Currently, no state or federal law requires any business to serve LGBT people, but several Texas cities — including Austin, Houston (pending the fiercely contested referendum), Dallas, Fort Worth, Plano, San Antonio, And El Paso — do offer LGBT protections for public accommodations. If state lawmakers passed a law licensing anti-gay discrimination, it would override those city protections.

“Judges and other officiants should not be forced to perform weddings that violate their sincerely held religious beliefs.”

The Supreme Court’s Obergefell decision guaranteed that same-sex couples should have access to “civil marriage on the same terms and conditions as opposite-sex couples.” Paxton would challenge that by inviting government officials to refuse to perform their sworn duty to uphold the Constitution, not unlike Kim Davis of Kentucky.

If judges and county clerks refused to officiate marriages, it could force couples to have to drive hours across Texas to find someone who will.

“The State does not, in the process of complying with the United States Supreme Court’s ruling in Obergefell v. Hodges, needlessly trample the religious liberties of State and local government employees.”

Here again — and more explicitly — Paxton is endorsing discrimination by government employees against same-sex couples. This could mean any number of refusals of services, from county clerks who refuse to issue marriage licenses, to tax processors refusing to recognize same-sex couples as married, to a benefits administrator refusing to issue the proper benefits.
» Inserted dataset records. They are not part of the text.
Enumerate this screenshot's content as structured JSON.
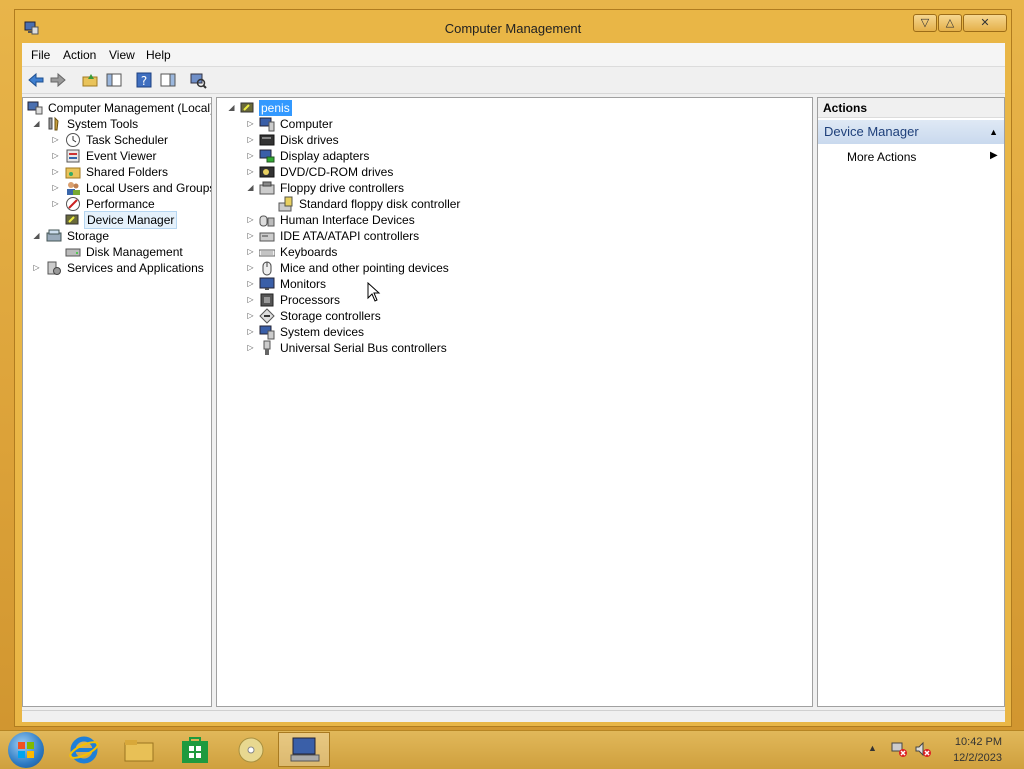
{
  "window": {
    "title": "Computer Management"
  },
  "menu": {
    "items": [
      "File",
      "Action",
      "View",
      "Help"
    ]
  },
  "left_tree": {
    "root": "Computer Management (Local)",
    "system_tools": "System Tools",
    "task_scheduler": "Task Scheduler",
    "event_viewer": "Event Viewer",
    "shared_folders": "Shared Folders",
    "local_users": "Local Users and Groups",
    "performance": "Performance",
    "device_manager": "Device Manager",
    "storage": "Storage",
    "disk_management": "Disk Management",
    "services": "Services and Applications"
  },
  "device_tree": {
    "root": "penis",
    "items": [
      "Computer",
      "Disk drives",
      "Display adapters",
      "DVD/CD-ROM drives",
      "Floppy drive controllers",
      "Standard floppy disk controller",
      "Human Interface Devices",
      "IDE ATA/ATAPI controllers",
      "Keyboards",
      "Mice and other pointing devices",
      "Monitors",
      "Processors",
      "Storage controllers",
      "System devices",
      "Universal Serial Bus controllers"
    ]
  },
  "actions": {
    "header": "Actions",
    "section": "Device Manager",
    "more": "More Actions"
  },
  "tray": {
    "time": "10:42 PM",
    "date": "12/2/2023"
  },
  "colors": {
    "accent": "#3399ff",
    "taskbar": "#d9a33a"
  }
}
This rhetoric matches the pro-discrimination “First Amendment Defense Act” that has been proposed in Congress and endorsed by the Republican National Committee.
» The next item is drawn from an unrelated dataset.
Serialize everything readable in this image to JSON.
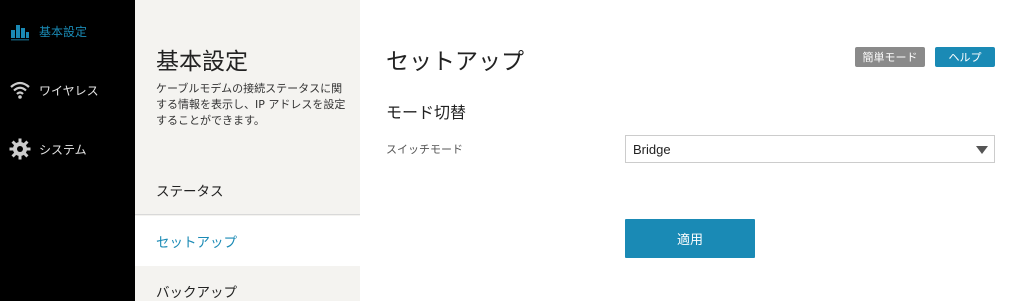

“Public school, college, or university students’ retain their constitutional freedom to speak their religious beliefs, to associate with others of similar religious beliefs, and to not be compelled to participate in religious practices contrary to their religious beliefs.”

This likely refers to forcing universities to subsidize student groups with student fees even if the group refuses to welcome all students according to the university’s nondiscrimation policies. In 2013, Texas lawmakers considered just such a “license to discriminate” bill, which would have allowed any university group to refuse membership to anybody while still enjoying privileges on campuses. It failed, but similar bills have passed elsewhere, such as in Virginia.

Paxton could also be encouraging opposition to services that support LGBT students and policies, like those that address bullying. In 2013, Texas lawmakers targeted university LGBT resource centers, threatening to cut state funding to campuses if any of it went to support the health and well-being of LGBT students, claiming that these centers encourage behavior that creates a high risk for HIV, Hepatitis B, and other sexually transmitted diseases.

“Discrimination laws and ordinances should be uniform across the State.”

To create this uniformity, Paxton likely hopes Texas will follow the example of Arkansas and Tennessee. In those states, the legislatures passed laws that force all municipalities to conform to what nondiscrimination protections are offered at the state level — and no more. Because the state doesn’t protect sexual orientation and gender identity, neither can cities or counties. Rather than circumventing local protections, this would invalidate them completely.

Texas lawmakers proved this year that they will not hesitate to consider any number of anti-LGBT bills. With the state’s top officials encouraging them to try them again and go further in future sessions, there could be a long slog ahead for defending LGBT equality across Texas.